I was using ali_m's response that was optimized by Allen Zelener for smaller ndarrays, but this approach turns out to be quite slow for np.memmaps.
Below is my implementation that has extremely similar performance speeds to ali_m's approach approach for arrays that fit in the working memory, but that far outperforms when bounding large arrays or np.memmaps.
import numpy as np
from numba import njit, prange
#njit(parallel=True, nogil=True, cache=True)
def bound(volume):
"""
Bounding function to bound large arrays and np.memmaps
volume: A 3D np.array or np.memmap
"""
mins = np.array(volume.shape)
maxes = np.zeros(3)
for z in prange(volume.shape[0]):
for y in range(volume.shape[1]):
for x in range(volume.shape[2]):
if volume[z,y,x]:
if z < mins[0]:
mins[0] = z
elif z > maxes[0]:
maxes[0] = z
if y < mins[1]:
mins[1] = y
elif y > maxes[1]:
maxes[1] = y
if x < mins[2]:
mins[2] = x
elif x > maxes[2]:
maxes[2] = x
return mins, maxes
My approach is somewhat inefficient in the sense that it just iterates over every point rather than flattening the arrays over specific dimensions. However, I found flattening np.memmaps using np.any() with a dimension argument to be quite slow. I tried using numba to speed up the flattening, but it doesn't support np.any() with arguments. As such, I came to my iterative approach that seems to perform quite well.

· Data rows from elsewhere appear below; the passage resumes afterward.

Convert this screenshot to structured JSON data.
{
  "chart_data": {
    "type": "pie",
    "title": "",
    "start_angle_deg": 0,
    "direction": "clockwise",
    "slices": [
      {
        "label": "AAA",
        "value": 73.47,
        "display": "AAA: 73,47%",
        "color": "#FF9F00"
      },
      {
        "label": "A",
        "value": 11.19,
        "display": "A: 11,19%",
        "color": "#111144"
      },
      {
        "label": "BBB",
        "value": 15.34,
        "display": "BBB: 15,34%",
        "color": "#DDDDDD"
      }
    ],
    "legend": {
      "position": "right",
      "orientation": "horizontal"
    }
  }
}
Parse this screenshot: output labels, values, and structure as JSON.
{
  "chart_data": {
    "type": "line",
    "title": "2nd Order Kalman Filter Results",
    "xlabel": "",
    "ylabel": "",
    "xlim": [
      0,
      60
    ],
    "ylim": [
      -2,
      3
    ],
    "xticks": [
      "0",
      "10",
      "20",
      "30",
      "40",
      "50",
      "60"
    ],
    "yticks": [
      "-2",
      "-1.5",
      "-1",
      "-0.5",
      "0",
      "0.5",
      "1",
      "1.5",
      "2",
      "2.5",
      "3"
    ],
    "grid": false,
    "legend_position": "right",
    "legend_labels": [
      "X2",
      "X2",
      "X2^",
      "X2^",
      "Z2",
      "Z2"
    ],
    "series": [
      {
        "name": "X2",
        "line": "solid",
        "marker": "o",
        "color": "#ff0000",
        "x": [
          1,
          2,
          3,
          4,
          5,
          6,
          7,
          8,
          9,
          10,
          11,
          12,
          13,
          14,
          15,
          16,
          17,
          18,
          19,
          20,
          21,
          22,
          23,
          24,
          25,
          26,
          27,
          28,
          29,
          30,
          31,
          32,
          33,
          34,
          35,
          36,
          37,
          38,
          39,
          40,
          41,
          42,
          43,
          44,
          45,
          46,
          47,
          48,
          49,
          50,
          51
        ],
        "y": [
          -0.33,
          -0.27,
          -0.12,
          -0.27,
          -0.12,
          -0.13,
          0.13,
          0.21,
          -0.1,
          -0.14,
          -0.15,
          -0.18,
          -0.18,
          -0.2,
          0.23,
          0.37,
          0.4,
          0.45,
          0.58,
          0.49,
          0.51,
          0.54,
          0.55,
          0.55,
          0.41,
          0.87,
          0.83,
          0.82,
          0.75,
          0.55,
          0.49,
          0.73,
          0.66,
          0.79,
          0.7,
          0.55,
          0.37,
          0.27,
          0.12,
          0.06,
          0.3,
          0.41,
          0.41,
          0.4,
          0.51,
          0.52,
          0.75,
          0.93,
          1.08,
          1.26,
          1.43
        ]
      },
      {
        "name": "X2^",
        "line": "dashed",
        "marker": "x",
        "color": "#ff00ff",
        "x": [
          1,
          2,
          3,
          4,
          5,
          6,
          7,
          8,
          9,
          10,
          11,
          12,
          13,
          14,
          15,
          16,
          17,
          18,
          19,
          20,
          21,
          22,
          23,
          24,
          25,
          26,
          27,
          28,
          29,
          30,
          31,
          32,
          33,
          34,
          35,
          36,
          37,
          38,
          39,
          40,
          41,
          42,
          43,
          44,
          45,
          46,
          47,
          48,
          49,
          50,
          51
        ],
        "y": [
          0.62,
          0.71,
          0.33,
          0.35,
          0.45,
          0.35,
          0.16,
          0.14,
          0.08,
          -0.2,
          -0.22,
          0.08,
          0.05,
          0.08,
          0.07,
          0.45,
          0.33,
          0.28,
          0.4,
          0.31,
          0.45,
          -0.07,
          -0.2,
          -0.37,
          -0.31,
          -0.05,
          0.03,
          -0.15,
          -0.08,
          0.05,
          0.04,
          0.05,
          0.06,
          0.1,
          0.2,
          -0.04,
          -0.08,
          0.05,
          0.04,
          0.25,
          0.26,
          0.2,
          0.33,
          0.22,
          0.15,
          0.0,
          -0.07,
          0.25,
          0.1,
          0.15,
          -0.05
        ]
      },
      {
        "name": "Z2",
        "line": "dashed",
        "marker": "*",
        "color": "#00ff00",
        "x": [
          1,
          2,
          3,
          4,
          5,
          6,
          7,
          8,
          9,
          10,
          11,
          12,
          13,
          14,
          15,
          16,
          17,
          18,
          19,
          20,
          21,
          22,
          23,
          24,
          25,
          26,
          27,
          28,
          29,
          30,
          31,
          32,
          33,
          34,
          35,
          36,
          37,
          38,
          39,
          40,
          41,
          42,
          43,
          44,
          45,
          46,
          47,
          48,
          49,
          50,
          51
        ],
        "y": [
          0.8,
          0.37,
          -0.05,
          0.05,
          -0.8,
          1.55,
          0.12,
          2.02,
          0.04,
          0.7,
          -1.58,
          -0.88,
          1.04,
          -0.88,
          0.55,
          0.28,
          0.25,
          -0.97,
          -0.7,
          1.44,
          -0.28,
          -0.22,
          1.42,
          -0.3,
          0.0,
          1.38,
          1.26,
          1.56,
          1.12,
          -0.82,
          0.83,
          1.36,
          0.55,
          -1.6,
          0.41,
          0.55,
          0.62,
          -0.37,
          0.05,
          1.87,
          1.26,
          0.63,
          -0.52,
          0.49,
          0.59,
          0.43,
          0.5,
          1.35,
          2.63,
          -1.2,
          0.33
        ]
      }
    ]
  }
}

On my computer (2019 16" MacBook Pro, 6-core i7, 16 GB 2667 MHz DDR4), I'm able to bound a np.memmap with a shape of (1915, 4948, 3227) in ~33 seconds, as opposed to the ali_m approach that takes around ~250 seconds.
Not sure if anyone will ever see this, but hopefully it helps in the niche cases of needing to bound np.memmaps.